Goals and Achievements of Major Initiatives
Establish a global information security framework.
|Goals for fiscal year 2021||Reinforce the security infrastructure and set or update various standards in preparation for the full-scale transition to a cloud-based information system.|
|Achievements in fiscal year 2021||
|Goals for fiscal year 2022||In light of the results of the information security risk assessment, formulate and implement security measures, BCPs and emergency response drills appropriate for a cloud-based information system.|
- Evaluations are based on self-evaluations of current progress.
Key: ★★★= Excellent; ★★ = Satisfactory; ★= Still needs work
Basic Approach to Information Security
The DIC Group has positioned information security as a key management priority and established a Basic Policy on Information Security, which is founded on its recognition that protecting information assets that belong to or are managed by the Group is essential to its ability to conduct business. In line with this policy, DIC has formulated and implemented confidential information management regulations and information management guidelines. The DIC Group works to ensure that directors and employees use the Group’s information assets appropriately in the course of business and appropriately handle confidential information. The Group also pursues continuous improvements by conducting internal audits to confirm current issues and identify risks.
Globally Maintaining and Enhancing Information Security
The DIC Group’s approach to information security management rests on four pillars: Regulations and guidelines, management framework, infrastructure, and employee education and training.

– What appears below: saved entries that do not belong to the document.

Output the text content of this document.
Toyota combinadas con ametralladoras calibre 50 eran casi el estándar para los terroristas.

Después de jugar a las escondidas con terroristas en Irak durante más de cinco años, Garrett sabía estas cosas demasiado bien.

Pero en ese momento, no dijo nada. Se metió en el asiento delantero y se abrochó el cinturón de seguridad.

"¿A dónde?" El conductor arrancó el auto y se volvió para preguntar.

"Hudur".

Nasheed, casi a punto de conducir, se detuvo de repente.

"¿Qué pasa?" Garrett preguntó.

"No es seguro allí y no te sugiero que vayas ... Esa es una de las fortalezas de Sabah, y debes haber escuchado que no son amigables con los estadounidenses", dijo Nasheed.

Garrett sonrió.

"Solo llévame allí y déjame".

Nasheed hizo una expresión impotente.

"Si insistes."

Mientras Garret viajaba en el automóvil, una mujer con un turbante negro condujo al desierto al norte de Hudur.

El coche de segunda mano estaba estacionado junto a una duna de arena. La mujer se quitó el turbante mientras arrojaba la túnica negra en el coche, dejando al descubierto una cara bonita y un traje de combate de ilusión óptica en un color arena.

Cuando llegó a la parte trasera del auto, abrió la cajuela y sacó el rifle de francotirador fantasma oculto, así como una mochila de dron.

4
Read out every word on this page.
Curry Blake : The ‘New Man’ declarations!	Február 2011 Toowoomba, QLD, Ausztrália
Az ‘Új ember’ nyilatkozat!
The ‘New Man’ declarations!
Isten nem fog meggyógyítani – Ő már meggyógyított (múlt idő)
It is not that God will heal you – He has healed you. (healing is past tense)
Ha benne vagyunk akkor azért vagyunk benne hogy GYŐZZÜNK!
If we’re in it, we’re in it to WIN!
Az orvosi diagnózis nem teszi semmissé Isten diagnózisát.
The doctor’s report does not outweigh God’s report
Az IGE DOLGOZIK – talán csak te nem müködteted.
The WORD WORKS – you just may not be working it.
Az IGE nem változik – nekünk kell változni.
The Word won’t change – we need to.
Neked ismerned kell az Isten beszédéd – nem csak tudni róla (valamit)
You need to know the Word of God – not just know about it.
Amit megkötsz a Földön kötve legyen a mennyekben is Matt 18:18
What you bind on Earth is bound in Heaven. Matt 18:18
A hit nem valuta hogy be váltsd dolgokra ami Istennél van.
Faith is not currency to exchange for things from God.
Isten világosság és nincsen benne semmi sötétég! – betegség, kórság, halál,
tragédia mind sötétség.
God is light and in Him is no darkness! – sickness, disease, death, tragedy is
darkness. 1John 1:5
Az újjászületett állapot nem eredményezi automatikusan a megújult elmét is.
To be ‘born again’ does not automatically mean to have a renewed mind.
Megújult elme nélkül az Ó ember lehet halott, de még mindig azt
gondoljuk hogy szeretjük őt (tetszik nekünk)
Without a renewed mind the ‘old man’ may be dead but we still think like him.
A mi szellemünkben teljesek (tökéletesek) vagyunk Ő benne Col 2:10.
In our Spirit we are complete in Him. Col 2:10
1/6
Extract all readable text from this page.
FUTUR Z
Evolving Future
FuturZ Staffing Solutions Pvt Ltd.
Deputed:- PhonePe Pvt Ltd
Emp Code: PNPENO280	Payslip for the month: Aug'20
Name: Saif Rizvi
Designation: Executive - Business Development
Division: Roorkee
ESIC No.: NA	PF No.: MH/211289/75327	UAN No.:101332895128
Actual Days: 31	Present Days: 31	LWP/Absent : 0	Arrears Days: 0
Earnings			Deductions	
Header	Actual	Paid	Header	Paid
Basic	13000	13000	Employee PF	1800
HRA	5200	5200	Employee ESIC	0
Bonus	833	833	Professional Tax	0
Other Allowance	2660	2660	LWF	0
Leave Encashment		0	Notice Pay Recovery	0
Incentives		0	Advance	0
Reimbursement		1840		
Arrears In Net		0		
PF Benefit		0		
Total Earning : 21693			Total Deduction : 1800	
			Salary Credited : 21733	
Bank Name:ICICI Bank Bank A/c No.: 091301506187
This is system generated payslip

In response to increasingly diverse cyber threats, the Group currently plans to deploy measures implemented in Japan to reinforce information security by enhancing its intranet security infrastructure and updating endpoint security systems in key overseas markets (the Asia–Pacific region, the PRC, Taiwan and the ROK.)
Regulations and Guidelines
In line with its Basic Policy on Information Security, the DIC Group updates its confidential information management regulations, which stipulate the scope of
management and related standards, rules and responsibilities, as well as its information management guidelines, which outline implementation procedures, on a
regular basis and as required to ensure its ability to address new security risks in a timely manner.
The Group also creates new and revises existing rules as appropriate in response to the increasing prevalence of digital technologies and the shift to cloud-based computing. In fiscal year 2021, in response to widespread moves to discontinue the practice of sending password-protected encrypted attachments in an email and then sending a password to unzip the file in a second email (dubbed “PPAP”*), a security measure previously popular with Japanese companies, the Group revised related measures and corresponding guidelines. Enforcement of the new measures and guidelines commenced in January 2022.
- PPAP is an acronym for “Password-protected file,” “Password,” “Angoka (“encryption” in Japanese) and Protocol.” Japanese companies have been encouraged to discontinue the practice for security reasons.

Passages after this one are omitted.